30
Nov/25

THE QUEENS OF QUEENS: IN SEARCH OF THE AMERICAN DREAM

30
Nov/25

Polish immigrant Renia (Marin Ireland) dreams of a better life in Martyna Majok’s reimagined Queens (photo by Valerie Terranova)

QUEENS
MTC at New York City Center – Stage I
131 West Fifty-Fifth St. between Sixth & Seventh Aves.
Tuesday – Sunday through December 7, $109-$139
www.manhattantheatreclub.com
www.nycitycenter.org

Polish-born American playwright Martyna Majok tells stories that challenge the audience, taking risks as she explores the lives of the disenfranchised, the disabled, the underrepresented, and undocumented immigrants in search of the unreachable American dream. In Cost of Living, which earned her the Pulitzer Prize, it all came together without compromise; I wrote of the Broadway version, “The separate storylines merge at the end in an uneasy finale that acknowledges that we all encounter tremendously painful issues in life, regardless of our physical or psychological situations, which is further established during the curtain call.”

Her three other plays were not quite as successful despite intriguing setups and intricate narratives. About Ironbound, I noted, “The rest of the cast play their roles well, but their characters and tales are nowhere near as interesting and compelling as Darja’s, and they become somewhat quaint and repetitive as the show goes on and overdoes the obvious distinctions between rich and poor.” And I wrote that Sanctuary City “takes a head-scratching turn as the ending approaches, detracting from everything that came before it, which was powerful and moving.”

Queens, which originally ran at LCT3 in 2018 and is now at MTC’s New York City Center – Stage I through December 7 in a newly reimagined version, displays too many of the same issues; the play features characters and situations that you want to embrace and understand, but Martok and director Trip Cullman (Cult of Love, Six Degrees of Separation) are unable to weave their way through a web of fascinating ideas that don’t quite mesh. As with Ironbound and Sanctuary City, there’s a strong play in there that refuses to emerge.

A group of women seek common ground in MTC production at City Center Stage I (photo by Valerie Terranova)

Over the course of sixteen years, seven immigrant women move in and out of a crowded basement apartment in Queens, desperate to find a better life in America: the Belarusian Pelagiya (Brooke Bloom), the Polish Agata (Anna Chlumsky), the Polish Renia (Marin Ireland), the Ukrainian Inna (Julia Lester), the Afghan Aamani (Nadine Malouf), the Ukrainian Lera (Andrea Syglowski), and the Honduran Isabela (Nicole Villamil).

“Any regrets? In your life? In this building?” Inna asks Renia. Although she doesn’t want to admit it, Renia has plenty, having made choices that did not necessarily work out the way she expected. Inna punches her in the face before going inside and renting a room.
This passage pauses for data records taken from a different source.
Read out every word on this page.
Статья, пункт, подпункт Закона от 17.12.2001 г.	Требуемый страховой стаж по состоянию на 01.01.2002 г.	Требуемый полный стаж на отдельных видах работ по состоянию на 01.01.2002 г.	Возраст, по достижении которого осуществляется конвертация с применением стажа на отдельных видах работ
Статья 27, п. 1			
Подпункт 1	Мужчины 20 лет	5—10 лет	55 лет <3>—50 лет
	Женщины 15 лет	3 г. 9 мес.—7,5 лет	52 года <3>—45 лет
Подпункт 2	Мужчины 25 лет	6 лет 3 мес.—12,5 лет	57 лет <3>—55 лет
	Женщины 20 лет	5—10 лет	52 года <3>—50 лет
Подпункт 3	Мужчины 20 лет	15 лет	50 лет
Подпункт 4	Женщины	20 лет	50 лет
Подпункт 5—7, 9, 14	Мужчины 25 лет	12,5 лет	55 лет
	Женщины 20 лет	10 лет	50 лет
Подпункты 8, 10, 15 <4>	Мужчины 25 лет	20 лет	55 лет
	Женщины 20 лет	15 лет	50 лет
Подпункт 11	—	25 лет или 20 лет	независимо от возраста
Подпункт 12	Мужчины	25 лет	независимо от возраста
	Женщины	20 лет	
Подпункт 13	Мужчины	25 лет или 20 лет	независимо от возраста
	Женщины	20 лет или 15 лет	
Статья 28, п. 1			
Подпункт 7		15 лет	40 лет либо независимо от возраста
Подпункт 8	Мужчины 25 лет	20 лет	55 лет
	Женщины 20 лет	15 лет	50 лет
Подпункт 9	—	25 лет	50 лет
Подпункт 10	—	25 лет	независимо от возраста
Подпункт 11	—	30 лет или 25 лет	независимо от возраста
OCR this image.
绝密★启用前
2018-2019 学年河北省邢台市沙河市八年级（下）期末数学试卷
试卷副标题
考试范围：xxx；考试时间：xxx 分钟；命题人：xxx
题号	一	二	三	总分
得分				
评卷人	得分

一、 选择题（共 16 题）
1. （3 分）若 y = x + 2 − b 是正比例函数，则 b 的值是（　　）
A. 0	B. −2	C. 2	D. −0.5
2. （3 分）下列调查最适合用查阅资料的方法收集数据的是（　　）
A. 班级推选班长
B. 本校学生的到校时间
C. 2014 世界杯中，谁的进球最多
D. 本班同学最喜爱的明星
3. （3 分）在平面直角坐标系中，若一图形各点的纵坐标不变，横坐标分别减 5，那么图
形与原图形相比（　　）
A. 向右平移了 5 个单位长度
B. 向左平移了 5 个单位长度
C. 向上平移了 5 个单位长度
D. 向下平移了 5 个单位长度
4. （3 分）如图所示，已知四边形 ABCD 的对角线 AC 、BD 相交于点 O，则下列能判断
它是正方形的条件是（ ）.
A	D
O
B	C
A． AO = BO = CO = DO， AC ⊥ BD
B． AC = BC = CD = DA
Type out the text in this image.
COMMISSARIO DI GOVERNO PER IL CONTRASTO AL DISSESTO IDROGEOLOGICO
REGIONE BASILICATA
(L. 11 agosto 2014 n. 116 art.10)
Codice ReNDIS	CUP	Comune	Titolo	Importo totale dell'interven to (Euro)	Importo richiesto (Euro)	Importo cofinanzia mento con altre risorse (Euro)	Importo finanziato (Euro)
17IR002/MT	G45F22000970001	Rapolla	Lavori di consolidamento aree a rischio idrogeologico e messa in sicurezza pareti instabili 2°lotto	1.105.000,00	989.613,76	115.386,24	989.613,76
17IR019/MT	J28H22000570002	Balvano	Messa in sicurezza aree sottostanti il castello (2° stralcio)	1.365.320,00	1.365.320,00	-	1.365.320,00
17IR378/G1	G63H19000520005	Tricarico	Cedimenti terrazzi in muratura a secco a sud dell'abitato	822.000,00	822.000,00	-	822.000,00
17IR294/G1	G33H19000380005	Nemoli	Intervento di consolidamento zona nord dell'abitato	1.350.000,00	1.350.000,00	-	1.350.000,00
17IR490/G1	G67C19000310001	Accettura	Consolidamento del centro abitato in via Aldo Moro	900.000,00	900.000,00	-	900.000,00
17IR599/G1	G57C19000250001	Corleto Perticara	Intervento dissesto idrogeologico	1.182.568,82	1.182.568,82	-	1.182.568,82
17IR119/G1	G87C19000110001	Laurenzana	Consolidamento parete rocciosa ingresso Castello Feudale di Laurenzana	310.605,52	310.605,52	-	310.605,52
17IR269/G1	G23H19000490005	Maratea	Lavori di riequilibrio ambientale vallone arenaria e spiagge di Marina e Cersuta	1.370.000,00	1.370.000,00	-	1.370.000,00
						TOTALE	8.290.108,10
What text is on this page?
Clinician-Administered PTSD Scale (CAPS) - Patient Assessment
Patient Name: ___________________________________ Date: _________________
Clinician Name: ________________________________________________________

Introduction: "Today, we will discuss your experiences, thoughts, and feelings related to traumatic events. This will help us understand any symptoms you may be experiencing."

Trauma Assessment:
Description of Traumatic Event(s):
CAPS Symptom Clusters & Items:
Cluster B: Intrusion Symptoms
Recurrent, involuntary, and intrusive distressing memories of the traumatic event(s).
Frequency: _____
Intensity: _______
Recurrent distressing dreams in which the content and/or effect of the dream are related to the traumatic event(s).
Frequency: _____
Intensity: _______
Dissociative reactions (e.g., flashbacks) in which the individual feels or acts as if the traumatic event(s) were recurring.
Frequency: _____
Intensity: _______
The basement is cluttered with clothing, a guitar, and other objects that are memories of those who came before, haunting Renia. (The effective set is by Marsha Ginsberg.) “What is your reason?” the memory of Pelagiya asks her. Aamani adds, “The reason you are here. Looking to live someplace away from the rest of your kind of people. What happened.”

The narrative then shifts to December 2001, when Renia has arrived in New York with little money in her pocket. Pelagiya wants to know what brought her there. “It’s no story,” Renia says. “It’s always story,” Pelagiya insists. Renia responds, “I need place I can stay. I come here. End of story.” Of course, it’s only the beginning of what turns out to be a dark, painful story. Even a somewhat pathetic party the women hold is tinged with fear and sadness. The appearance of the Honduran American Glenys (Sharlene Cruz) injects a burst of youthful energy, but it’s not enough to sustain the play’s 135 minutes (with intermission).

Queens does serve as a fascinating counterpoint to Bess Wohl’s dazzling Liberation, the current Broadway transfer about six diverse women who meet regularly in a rec center basement in Ohio in the 1970s to discuss the role of women in society, how it impacts their lives individually and what they can do to help change the status quo publicly; both shows delve into the relationships among women as well as mothers and daughters. The Queens women, however, have a different kind of baggage — obviously, they lack the relative privilege of the characters in Liberation, and face colossal odds stacked against them, coming from countries where women are still in search of freedom, fifty years after the Liberation women began changing America. Still, women’s search for the most basic of freedoms is the motor that drives Queens, even if the ride is bumpy and the destination uncertain.